For nearly 50 years, Star Wars fans have been some of the most devoted in all the galaxy, for better and for worse. They know the original trilogy by heart, they camp outside movie theaters whenever a new movie is released, and they love Han, Leia, and Luke like members of their own family. At the same time, whenever a Star Wars film makes a misstep - let's say one that rhymes with "Bar Bar Jinx" those same fans aren't shy about letting the creators know how they feel.
For anyone making a Star Wars property, managing fans' expectations is a major part of the enterprise. Often, the writers and directors of a Star Wars movie or TV will throw in a moment of fan service just for the diehards. But fan service is risky - some fans might find it exhilarating, while others might find it to be pandering. And some fans will feel both ways at the same time.
Here are some blatant moments of Star Wars fan service from the prequels, the Disney sequels, and even the TV shows.
The beginning of A New Hope opens with a standoff between Rebels and Stormtroopers inside a blockade runner. This Rebel blockade runner, the Tantive IV , is the ship that Princess Leia is using to try to flee from Darth Vader. But Vader isn't just trying to capture Leia; he's also trying to recapture the plans for the Death Star. So, when Disney's Rogue One came along to tell the story of how those plans were taken, the Tantive IV had to make an appearance.
In A New Hope , Vader only enters the Tantive IV after the shooting is over.
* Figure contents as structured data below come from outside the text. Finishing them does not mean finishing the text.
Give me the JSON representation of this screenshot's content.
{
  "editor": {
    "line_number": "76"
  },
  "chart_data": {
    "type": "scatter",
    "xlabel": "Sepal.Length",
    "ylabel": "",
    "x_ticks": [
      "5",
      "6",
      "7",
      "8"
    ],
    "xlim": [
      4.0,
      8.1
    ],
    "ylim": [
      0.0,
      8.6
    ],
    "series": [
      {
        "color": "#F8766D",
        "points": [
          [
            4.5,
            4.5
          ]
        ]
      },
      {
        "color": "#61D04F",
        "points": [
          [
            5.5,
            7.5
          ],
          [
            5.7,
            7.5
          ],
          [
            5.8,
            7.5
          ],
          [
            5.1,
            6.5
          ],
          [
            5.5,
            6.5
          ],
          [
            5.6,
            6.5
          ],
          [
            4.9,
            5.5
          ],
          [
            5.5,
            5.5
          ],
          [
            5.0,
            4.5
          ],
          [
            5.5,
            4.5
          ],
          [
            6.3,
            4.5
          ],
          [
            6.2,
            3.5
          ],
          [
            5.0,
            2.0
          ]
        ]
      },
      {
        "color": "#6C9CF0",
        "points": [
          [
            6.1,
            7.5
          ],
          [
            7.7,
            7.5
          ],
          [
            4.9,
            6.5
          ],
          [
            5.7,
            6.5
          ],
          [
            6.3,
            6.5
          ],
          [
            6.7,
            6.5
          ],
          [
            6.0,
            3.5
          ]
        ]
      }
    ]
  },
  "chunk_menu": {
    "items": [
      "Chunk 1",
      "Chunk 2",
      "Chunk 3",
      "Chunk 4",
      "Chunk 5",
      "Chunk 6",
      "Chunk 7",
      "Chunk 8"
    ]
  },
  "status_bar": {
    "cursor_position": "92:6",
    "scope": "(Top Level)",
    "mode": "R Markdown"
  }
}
Since it's the beginning of the film, we don't see Vader deploy his lightsaber skills and general Sith awesomeness until much later in the movie. But at the end of Rogue One , filmmaker Gareth Edwards had no reason to play it coy. This time, Vader boards the Rebel command ship and personally takes the plans back. Along the way, he mows down a whole squad of helmeted commandos with a combination of Force throws, blaster deflections, and lightsaber slashes. The Tantive IV escapes to be captured later, but it was definitely fun to see Vader in action.
When we first meet Yoda, he's an ancient Jedi master over 900 years old, and well beyond his fighting days. Many fans watching The Empire Strikes Back and Return of the Jedi probably had a similar thought: "Did Yoda ever use a lightsaber?" When George Lucas made the prequels, he provided the answer: "Yes, Yoda definitely did use a lightsaber. And yes, it's everything you ever wanted."
At the end of Attack of the Clones, Obi-Wan Kenobi and Anakin Skywalker are having a lightsaber fight with the powerful renegade Jedi Count Dooku who fights them both off. With Obi-Wan and Anakin reeling, it's up to Yoda to stop the Count. Dooku barely escapes with his life as the pint-sized Jedi runs circles around him. This scene probably would have been impossible to execute during the first trilogy, what with Yoda being a puppet, but CGI Yoda was more than up to the task.
Epic, it was.
Star Wars takes place in a galaxy with a potentially endless amount of exotic planets and destinations. So when a Star Wars property decides to return to places we've been before, it can rub some fans the wrong way. This is how many fans felt about episode five of the first season of The Mandalorian .
In it, the unnamed Mandalorian and the Child need to repair their ship, the Razor Crest, so they head to the nearby desert planet of Tatooine - AKA the most visited planet in the entire Star Wars saga. And not only does the episode take place on Tatooine, it visits many of the same locations and characters we've met before. The Mandalorian meets the same pit droids seen in The Phantom Menace and Revenge of the Sith. He goes to the same Mos Eisley Cantina visited by Luke and Obi-Wan. The Mandalorian's ally for the episode, Toro Calican, is sitting in the same booth where Han sat, with his feet up on the table just like Han's were. Later, the Mandalorian and Calican even run into some Tuscan Raiders, who went after Luke in A New Hope.
To some fans, this episode felt like a retread. But to others, it was welcome. Since The Mandalorian takes place after the events of Return of the Jedi, plenty of fans wanted to see how things have changed since the conflict ended. The canina now allows droids inside. We see the Mandalorian communicate with the Raiders, who were previously depicted as aggressive marauders. And based on all the Stormtrooper helmets stuck on sharpened sticks, things haven't gone so great for the Empire on Tatooione.
The first time Luke Skywalker meets Han Solo in A New Hope, Han talks up both his qualifications as a pilot and the speed of his ship, The Millennium Falcon. "It's the ship that made the Kessel run in less than twelve parsecs!" Han explains to Luke. The line doesn't really make sense - many fans have pointed out over the years that a parsec is a measure of distance, not time - but all the audience needs to know from the line is that Han is a really good pilot.
So, when Disney announced a movie about Han Solo's origins, Solo: A Star Wars Story, it was inevitable that we'd see how Han's legendary Kessel Run went down. According to the new canon established in Solo, the Kessel Run is a convoluted route leading out of the mines of Kessel. It's normally twenty parsecs long, but Han takes a shortcut. By piloting the Falcon through a gravity well called "The Maw," he does it in 12, thus securing lifetime bragging rights.